Pour renforcer ce mouvement de création et de développement de sociétés de haute technologie, l'INRIA a créé début 1998 une filiale " INRIA transfert " qui a pour objet de mettre en place et de gérer un fonds d'amorçage avec l'aide de partenaires financiers comme Atlas venture, Banexi, Caisse des dépôts et consignations-Innovation. L'objectif de l'INRIA est de réunir 100 millions de francs. Ce fonds sera consacré essentiellement aux entreprises de hautes technologies dans les techniques de l'information.

Un fonds d'amorçage lié au CEA
est en cours de constitution, sous le nom d'Emertec, constitué à parité entre le CEA et la Caisse des dépôts et consignations. Plusieurs industriels, comme l'Aérospatiale ou Thomson, et certains financiers, comme la Banexi ou Sofinnova, sont intéressés par le projet et devraient prendre des participations. L'objectif du fonds est de réunir 160 millions de francs d'ici un an.

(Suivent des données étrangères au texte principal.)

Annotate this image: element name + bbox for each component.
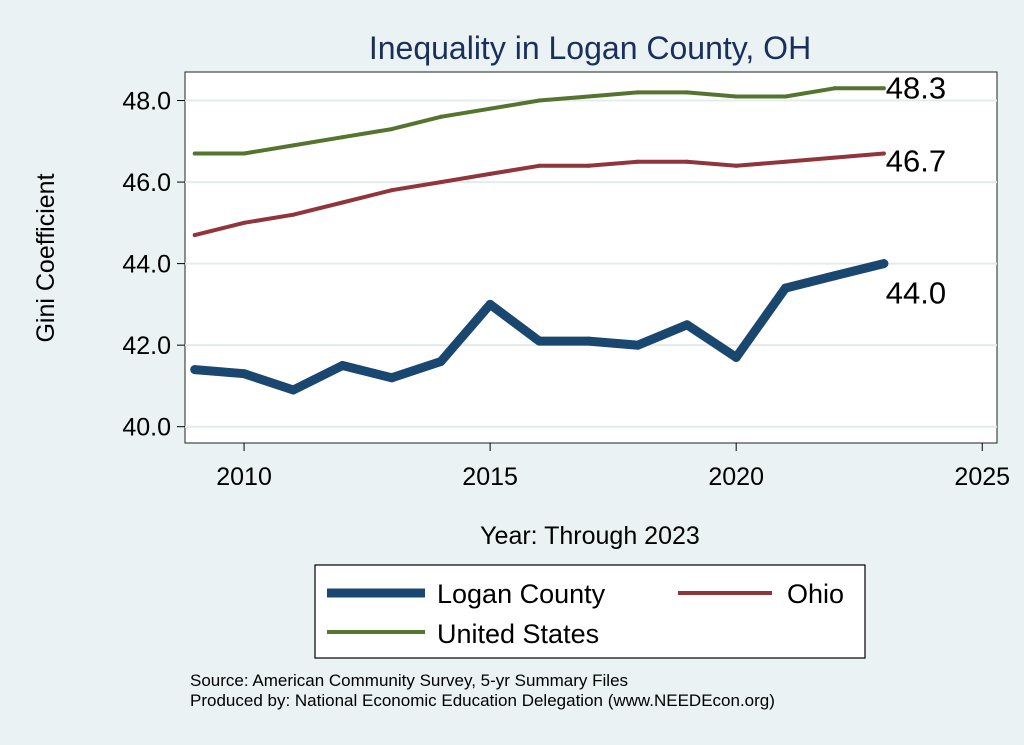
data-point-ohio xyxy=(635,159,640,164)
data-point-united-states xyxy=(734,94,739,99)
data-point-ohio xyxy=(685,159,689,164)
data-point-ohio xyxy=(340,200,345,205)
data-point-united-states xyxy=(291,143,296,148)
data-point-united-states xyxy=(488,106,493,111)
legend-label-ohio: Ohio xyxy=(787,579,844,609)
data-point-logan-county xyxy=(190,365,200,375)
data-point-united-states xyxy=(242,151,247,156)
x-tick-label: 2020 xyxy=(708,463,764,491)
y-axis-label: Gini Coefficient xyxy=(32,173,60,342)
data-point-logan-county xyxy=(584,336,593,346)
data-point-united-states xyxy=(881,86,886,91)
data-point-united-states xyxy=(685,90,689,95)
source-note: Source: American Community Survey, 5-yr … xyxy=(190,671,629,690)
data-point-ohio xyxy=(291,212,296,217)
data-point-logan-county xyxy=(534,336,544,346)
x-axis-label: Year: Through 2023 xyxy=(480,522,700,550)
data-point-united-states xyxy=(389,127,394,132)
data-point-logan-county xyxy=(780,283,790,293)
y-tick-label: 48.0 xyxy=(122,88,171,116)
data-point-united-states xyxy=(340,135,345,140)
data-point-ohio xyxy=(438,180,443,185)
data-point-united-states xyxy=(635,90,640,95)
produced-note: Produced by: National Economic Education… xyxy=(190,691,775,710)
y-tick-label: 42.0 xyxy=(122,332,171,360)
data-point-logan-county xyxy=(633,340,643,350)
data-point-united-states xyxy=(438,114,443,119)
data-point-logan-county xyxy=(436,357,446,366)
data-point-ohio xyxy=(242,220,247,225)
legend-box xyxy=(314,564,866,659)
data-point-ohio xyxy=(832,155,837,160)
data-point-logan-county xyxy=(682,320,692,330)
data-point-united-states xyxy=(783,94,788,99)
data-point-logan-county xyxy=(338,361,347,370)
chart-title: Inequality in Logan County, OH xyxy=(369,30,811,66)
data-point-ohio xyxy=(488,171,493,176)
end-label-ohio: 46.7 xyxy=(886,144,946,179)
x-tick-label: 2010 xyxy=(216,463,272,491)
y-tick-label: 40.0 xyxy=(122,414,171,442)
data-point-logan-county xyxy=(731,352,741,362)
data-point-ohio xyxy=(586,163,591,168)
legend-label-logan: Logan County xyxy=(437,579,606,609)
data-point-united-states xyxy=(537,98,542,103)
data-point-logan-county xyxy=(485,299,495,309)
legend: Logan County Ohio United States xyxy=(314,564,866,659)
data-point-logan-county xyxy=(879,259,889,269)
data-point-logan-county xyxy=(239,369,249,379)
data-point-united-states xyxy=(832,86,837,91)
x-tick-label: 2015 xyxy=(462,463,518,491)
data-point-ohio xyxy=(537,163,542,168)
data-point-ohio xyxy=(389,188,394,193)
data-point-ohio xyxy=(783,159,788,164)
data-point-ohio xyxy=(881,151,886,156)
legend-label-us: United States xyxy=(437,619,599,649)
data-point-ohio xyxy=(734,163,739,168)
data-point-united-states xyxy=(586,94,591,99)
data-point-logan-county xyxy=(288,385,298,395)
y-tick-label: 46.0 xyxy=(122,169,171,197)
end-label-united-states: 48.3 xyxy=(886,70,946,105)
data-point-ohio xyxy=(192,233,197,238)
data-point-logan-county xyxy=(387,373,397,383)
x-tick-label: 2025 xyxy=(954,463,1010,491)
data-point-logan-county xyxy=(830,271,840,281)
data-point-united-states xyxy=(192,151,197,156)
end-label-logan-county: 44.0 xyxy=(886,276,946,311)
y-tick-label: 44.0 xyxy=(122,251,171,279)
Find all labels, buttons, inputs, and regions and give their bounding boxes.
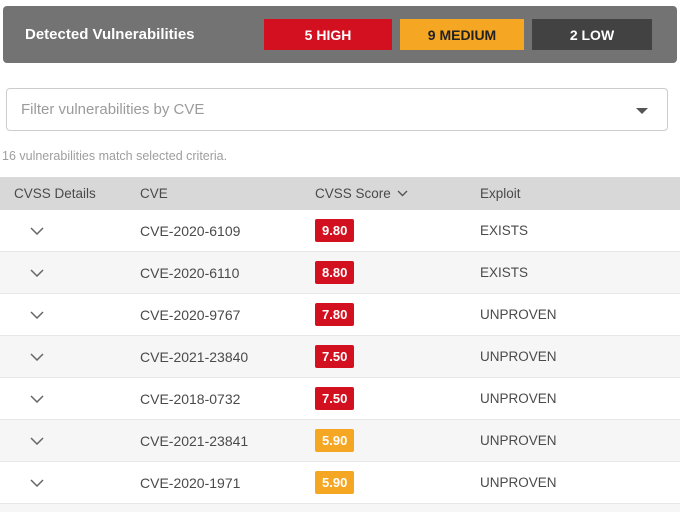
cve-id: CVE-2020-9767 [140, 306, 241, 323]
cvss-score-badge: 7.50 [315, 345, 355, 368]
table-header-row: CVSS Details CVE CVSS Score Exploit [0, 177, 680, 210]
vulnerabilities-table: CVSS Details CVE CVSS Score Exploit CVE-… [0, 177, 680, 512]
row-expand-chevron-icon[interactable] [26, 223, 48, 239]
row-expand-chevron-icon[interactable] [26, 265, 48, 281]
column-header-cvss-score-sort[interactable]: CVSS Score [315, 186, 408, 201]
cve-id: CVE-2018-0732 [140, 390, 241, 407]
table-row: CVE-2021-23841 5.90 UNPROVEN [0, 420, 680, 462]
cvss-score-badge: 8.80 [315, 261, 355, 284]
severity-badge-row: 5 HIGH 9 MEDIUM 2 LOW [264, 19, 652, 50]
exploit-status: EXISTS [480, 223, 529, 238]
exploit-status: EXISTS [480, 265, 529, 280]
column-header-cve: CVE [140, 186, 168, 201]
table-row: CVE-2020-6110 8.80 EXISTS [0, 252, 680, 294]
cvss-score-badge: 7.50 [315, 387, 355, 410]
table-row: CVE-2021-23840 7.50 UNPROVEN [0, 336, 680, 378]
exploit-status: UNPROVEN [480, 349, 557, 364]
row-expand-chevron-icon[interactable] [26, 349, 48, 365]
cve-id: CVE-2020-1971 [140, 474, 241, 491]
low-severity-badge[interactable]: 2 LOW [532, 19, 652, 50]
table-row-partial [0, 504, 680, 512]
cve-id: CVE-2021-23841 [140, 432, 249, 449]
cve-filter-combobox [6, 88, 668, 131]
column-header-exploit: Exploit [480, 186, 521, 201]
row-expand-chevron-icon[interactable] [26, 307, 48, 323]
row-expand-chevron-icon[interactable] [26, 475, 48, 491]
row-expand-chevron-icon[interactable] [26, 433, 48, 449]
table-body: CVE-2020-6109 9.80 EXISTS CVE-2020-6110 … [0, 210, 680, 504]
cvss-score-badge: 7.80 [315, 303, 355, 326]
table-row: CVE-2020-6109 9.80 EXISTS [0, 210, 680, 252]
cvss-score-badge: 5.90 [315, 471, 355, 494]
table-row: CVE-2020-1971 5.90 UNPROVEN [0, 462, 680, 504]
table-row: CVE-2018-0732 7.50 UNPROVEN [0, 378, 680, 420]
exploit-status: UNPROVEN [480, 475, 557, 490]
row-expand-chevron-icon[interactable] [26, 391, 48, 407]
column-header-cvss-score-label: CVSS Score [315, 186, 391, 201]
medium-severity-badge[interactable]: 9 MEDIUM [400, 19, 524, 50]
sort-chevron-down-icon [397, 190, 408, 197]
cvss-score-badge: 9.80 [315, 219, 355, 242]
results-count-text: 16 vulnerabilities match selected criter… [2, 149, 228, 163]
header-bar: Detected Vulnerabilities 5 HIGH 9 MEDIUM… [3, 6, 677, 63]
page-title: Detected Vulnerabilities [25, 26, 195, 43]
exploit-status: UNPROVEN [480, 433, 557, 448]
cvss-score-badge: 5.90 [315, 429, 355, 452]
column-header-cvss-details: CVSS Details [14, 186, 96, 201]
dropdown-caret-icon[interactable] [636, 107, 648, 114]
cve-id: CVE-2021-23840 [140, 348, 249, 365]
exploit-status: UNPROVEN [480, 391, 557, 406]
cve-filter-input[interactable] [6, 88, 668, 131]
high-severity-badge[interactable]: 5 HIGH [264, 19, 392, 50]
table-row: CVE-2020-9767 7.80 UNPROVEN [0, 294, 680, 336]
exploit-status: UNPROVEN [480, 307, 557, 322]
cve-id: CVE-2020-6110 [140, 264, 240, 281]
cve-id: CVE-2020-6109 [140, 222, 241, 239]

Le tissu industriel français des biotechnologies reste faible au regard du potentiel important de la recherche. C'est pourquoi, un fonds d'amorçage " biotechnologie " doit se monter d'ici à la fin 1998 dans lequel la Caisse des dépôts et consignations, le CNRS, l'INSERM et l'INRA pourraient être partenaires. L'objectif du fonds est de réunir 100 millions de francs d'ici un an.

Par ailleurs, un " fonds de fonds ", a été crée afin de contribuer à augmenter l'offre de capitaux à risque, qui n'est aujourd'hui pas suffisante, au profit de jeunes entreprises innovantes. Sa gestion a été confiée à la Caisse des dépôts et consignations. Il est alimenté par l'Etat, qui s'est engagé à verser 600 millions de francs provenant des cessions de parts de France Telecom.

Pour autant, votre commission considère qu'il faut aller plus loin.

Le Sénat a d'ailleurs montré récemment qu'il souhaitait aller de l'avant, en adaptant le statut des chercheurs publics à l'impératif de valorisation de la recherche.